Franks has made a name, also, for his ferocious tackling in open play and sound ball-handling, but make no mistake, it is anchoring the eight-man set-piece where he earns his corn.
"You can do all those things well, but if your scrum didn't go well that day, it's a pretty hollow feeling. Set-piece first, other things come second."
Franks gets a bit edgy waiting for that first scrum. Even if a knock-on came from the kick-off, that's too long to wait in Franks' world. Instant gratification is what he's after.
"It's a bit hard when there's a lot of running early on and suddenly 15 minutes is up and you haven't had a scrum.
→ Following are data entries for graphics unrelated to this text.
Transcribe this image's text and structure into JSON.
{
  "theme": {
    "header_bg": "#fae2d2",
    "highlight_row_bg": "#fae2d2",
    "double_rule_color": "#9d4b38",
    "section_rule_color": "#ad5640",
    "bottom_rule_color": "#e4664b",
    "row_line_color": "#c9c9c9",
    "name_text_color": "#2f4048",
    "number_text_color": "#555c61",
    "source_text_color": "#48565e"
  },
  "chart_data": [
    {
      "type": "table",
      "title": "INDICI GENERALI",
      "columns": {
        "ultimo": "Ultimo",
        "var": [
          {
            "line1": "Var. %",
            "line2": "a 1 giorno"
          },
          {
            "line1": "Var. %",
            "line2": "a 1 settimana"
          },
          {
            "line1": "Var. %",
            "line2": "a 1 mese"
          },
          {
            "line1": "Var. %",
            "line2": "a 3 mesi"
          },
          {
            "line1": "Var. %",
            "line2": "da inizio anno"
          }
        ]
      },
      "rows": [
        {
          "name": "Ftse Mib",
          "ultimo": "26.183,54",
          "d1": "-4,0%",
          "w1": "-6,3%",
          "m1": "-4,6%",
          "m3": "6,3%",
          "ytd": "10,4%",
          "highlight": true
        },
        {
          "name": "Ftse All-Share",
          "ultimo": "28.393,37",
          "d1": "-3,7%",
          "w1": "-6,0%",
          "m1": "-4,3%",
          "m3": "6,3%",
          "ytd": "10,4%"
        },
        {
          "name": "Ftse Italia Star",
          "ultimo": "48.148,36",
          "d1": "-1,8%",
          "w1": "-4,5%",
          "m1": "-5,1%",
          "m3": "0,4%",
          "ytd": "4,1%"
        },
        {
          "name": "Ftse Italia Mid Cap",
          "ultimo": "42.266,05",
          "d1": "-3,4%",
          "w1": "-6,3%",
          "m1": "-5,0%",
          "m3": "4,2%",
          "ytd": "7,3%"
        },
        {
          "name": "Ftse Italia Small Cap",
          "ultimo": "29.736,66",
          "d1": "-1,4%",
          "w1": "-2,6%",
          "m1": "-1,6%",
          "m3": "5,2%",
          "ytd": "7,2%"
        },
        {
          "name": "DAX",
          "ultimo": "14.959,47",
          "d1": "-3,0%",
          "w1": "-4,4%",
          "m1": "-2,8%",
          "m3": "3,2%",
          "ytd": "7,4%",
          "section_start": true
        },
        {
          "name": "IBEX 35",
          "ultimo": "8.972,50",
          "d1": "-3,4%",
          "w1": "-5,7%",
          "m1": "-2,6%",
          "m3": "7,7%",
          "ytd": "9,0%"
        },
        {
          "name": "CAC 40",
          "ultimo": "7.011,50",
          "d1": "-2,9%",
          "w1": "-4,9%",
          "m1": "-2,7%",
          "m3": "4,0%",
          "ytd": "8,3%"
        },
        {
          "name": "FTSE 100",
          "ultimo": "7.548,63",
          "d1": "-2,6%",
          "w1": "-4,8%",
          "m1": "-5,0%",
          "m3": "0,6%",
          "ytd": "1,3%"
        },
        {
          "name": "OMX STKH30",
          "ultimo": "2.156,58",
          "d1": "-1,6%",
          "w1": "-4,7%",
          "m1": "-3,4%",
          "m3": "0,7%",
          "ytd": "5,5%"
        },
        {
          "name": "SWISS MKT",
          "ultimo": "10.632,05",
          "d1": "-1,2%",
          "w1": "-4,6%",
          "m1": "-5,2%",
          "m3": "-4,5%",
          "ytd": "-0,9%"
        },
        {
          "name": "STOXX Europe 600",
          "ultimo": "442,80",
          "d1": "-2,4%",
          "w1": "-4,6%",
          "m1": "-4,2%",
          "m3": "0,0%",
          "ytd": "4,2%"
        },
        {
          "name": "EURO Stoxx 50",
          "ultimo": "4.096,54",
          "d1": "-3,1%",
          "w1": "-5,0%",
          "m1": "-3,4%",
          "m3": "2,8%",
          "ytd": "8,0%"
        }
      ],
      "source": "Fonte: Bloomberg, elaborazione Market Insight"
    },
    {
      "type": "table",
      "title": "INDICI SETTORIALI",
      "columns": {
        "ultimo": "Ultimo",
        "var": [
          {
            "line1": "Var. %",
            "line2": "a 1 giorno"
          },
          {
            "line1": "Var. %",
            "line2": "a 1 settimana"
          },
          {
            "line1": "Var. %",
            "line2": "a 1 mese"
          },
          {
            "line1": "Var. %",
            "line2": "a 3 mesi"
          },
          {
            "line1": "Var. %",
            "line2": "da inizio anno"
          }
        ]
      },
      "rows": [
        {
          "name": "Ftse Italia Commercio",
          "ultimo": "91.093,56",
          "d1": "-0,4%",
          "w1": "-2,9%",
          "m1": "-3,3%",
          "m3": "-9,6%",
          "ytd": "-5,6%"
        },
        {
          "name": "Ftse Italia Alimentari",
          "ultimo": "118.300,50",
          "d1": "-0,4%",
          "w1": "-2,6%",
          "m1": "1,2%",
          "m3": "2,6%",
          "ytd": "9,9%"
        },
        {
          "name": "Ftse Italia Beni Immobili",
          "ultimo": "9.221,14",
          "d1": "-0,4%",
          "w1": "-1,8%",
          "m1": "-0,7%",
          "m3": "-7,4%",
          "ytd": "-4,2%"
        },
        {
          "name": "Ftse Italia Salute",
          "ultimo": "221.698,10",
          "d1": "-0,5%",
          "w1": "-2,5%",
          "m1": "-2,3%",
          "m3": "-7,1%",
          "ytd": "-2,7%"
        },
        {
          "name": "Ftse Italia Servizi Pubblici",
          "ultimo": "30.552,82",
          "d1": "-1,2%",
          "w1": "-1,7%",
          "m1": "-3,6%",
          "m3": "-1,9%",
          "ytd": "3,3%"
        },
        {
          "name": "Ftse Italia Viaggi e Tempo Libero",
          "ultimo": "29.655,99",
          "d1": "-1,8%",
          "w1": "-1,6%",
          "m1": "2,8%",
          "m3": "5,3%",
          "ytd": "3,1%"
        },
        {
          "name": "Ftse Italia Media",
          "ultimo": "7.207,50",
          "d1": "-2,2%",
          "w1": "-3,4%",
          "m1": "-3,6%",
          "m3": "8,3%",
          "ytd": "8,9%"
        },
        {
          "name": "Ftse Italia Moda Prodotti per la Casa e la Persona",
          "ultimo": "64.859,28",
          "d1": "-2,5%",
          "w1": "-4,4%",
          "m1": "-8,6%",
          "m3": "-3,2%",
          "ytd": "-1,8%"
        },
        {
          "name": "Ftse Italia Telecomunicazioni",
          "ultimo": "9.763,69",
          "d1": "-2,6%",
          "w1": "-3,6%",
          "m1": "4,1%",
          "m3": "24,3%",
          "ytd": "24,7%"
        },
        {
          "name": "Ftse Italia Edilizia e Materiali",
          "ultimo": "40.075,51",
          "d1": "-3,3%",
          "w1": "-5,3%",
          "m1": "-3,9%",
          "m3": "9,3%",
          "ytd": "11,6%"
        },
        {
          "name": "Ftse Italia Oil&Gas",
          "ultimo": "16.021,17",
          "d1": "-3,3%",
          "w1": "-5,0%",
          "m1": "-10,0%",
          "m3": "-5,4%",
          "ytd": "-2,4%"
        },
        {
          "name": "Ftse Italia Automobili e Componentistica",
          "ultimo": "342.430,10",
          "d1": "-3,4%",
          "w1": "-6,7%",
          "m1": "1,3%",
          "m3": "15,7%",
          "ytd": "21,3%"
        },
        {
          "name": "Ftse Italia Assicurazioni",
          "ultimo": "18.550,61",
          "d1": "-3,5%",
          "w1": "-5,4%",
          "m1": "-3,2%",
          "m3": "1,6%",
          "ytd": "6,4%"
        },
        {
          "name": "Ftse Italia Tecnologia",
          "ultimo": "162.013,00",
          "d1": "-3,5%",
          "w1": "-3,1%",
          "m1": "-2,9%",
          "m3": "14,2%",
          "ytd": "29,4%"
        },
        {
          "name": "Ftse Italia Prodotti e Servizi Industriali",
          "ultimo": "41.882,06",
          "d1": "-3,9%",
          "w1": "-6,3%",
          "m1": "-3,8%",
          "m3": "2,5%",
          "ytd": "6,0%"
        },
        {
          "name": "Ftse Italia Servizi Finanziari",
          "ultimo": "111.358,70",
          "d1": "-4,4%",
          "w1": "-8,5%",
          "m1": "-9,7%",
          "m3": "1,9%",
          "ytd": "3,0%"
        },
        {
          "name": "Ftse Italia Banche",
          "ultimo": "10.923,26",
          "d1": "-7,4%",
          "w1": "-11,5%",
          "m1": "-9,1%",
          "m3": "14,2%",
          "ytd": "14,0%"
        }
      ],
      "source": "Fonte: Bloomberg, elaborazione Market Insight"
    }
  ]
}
You're trying to do your work around the track, but always in the back of your mind you're thinking about what you have to do at that first scrum."
It's a tough man's role, so the image of Franks in tears is hard to reconcile. Mind you, you have to go a long way back to find them. His earliest memories of rugby are from Motueka, in a different code.
"Playing league for the Motueka Tigers," Franks recalls. "I was pretty young and was keen on tackling my own teammates. I used to get told off for that. I also remember crying when my brother got all the trophies."
Brother being fellow All Black frontrower Ben, of course, more than three years older.
The competitiveness over man of the match trophies has dissipated and has instead been focused on their ferocious training habits that include the lifting of eye-popping weights.
"We try to push each other to get better. It never gets really personal or anything like that. There's not that many times when we've come to blows," Franks drolly notes.
Their work ethic is universally admired, although their tendency to go above and beyond what is considered sensible in the free weights room has not always been met with glee by team trainers.
"Early on they tried to rein us in a bit, but now they see how hard we're working and the results we're getting the [trainers] work with us."
To sustain the energy required for such intense training, Franks will eat six meals a day, seven if he's feeling a bit light - his ideal playing weight is a tick under 120kg.
It must have meant a bank-busting food bill in the Franks household, but it was all part of a masterplan.
"My dad, Ken, always pushed me, even from a young age. He always convinced me I was going to be an All Black," Franks recalls.
"The first goal was to be a professional and I probably first started to really believe I could do that when I made the Christchurch Boys' High School 1st XV when I was 16. I started to really believe."
To the point where he genuinely has no idea what he would be if he was not a rugby player. He pauses, considers the idea, then gives up.
"I don't know. It's a hard question because I've always wanted to be a rugby player."
Which is why he takes nothing for granted, why he keeps working as hard or harder than anyone else, why he treats every loosehead prop the same, whether it be an ITM Cup second-stringer or England's Andy Sheridan.
He respects them all, but fears none.
"I don't mean that in a disrespectful way, but any loosehead you're going to come up against is different," he says. "That's what makes scrums hard - no two are really the same.
"What many people might consider to be an ordinary loosehead could be difficult for me and it works the other way too. The moment I get complacent about anyone is the day I'll get pushed over, which is something I don't want to happen.
"I'm not scared of anyone and I'm not [dismissive] of anyone. I treat everyone the same."
There's something else about Franks that is slightly disconcerting. He, along with Crusaders teammate Sam Whitelock, weren't even born when New Zealand lifted the Webb Ellis for the first and only time.
"I've always known we've won one, but it would be awesome to be part of a team that finally won again."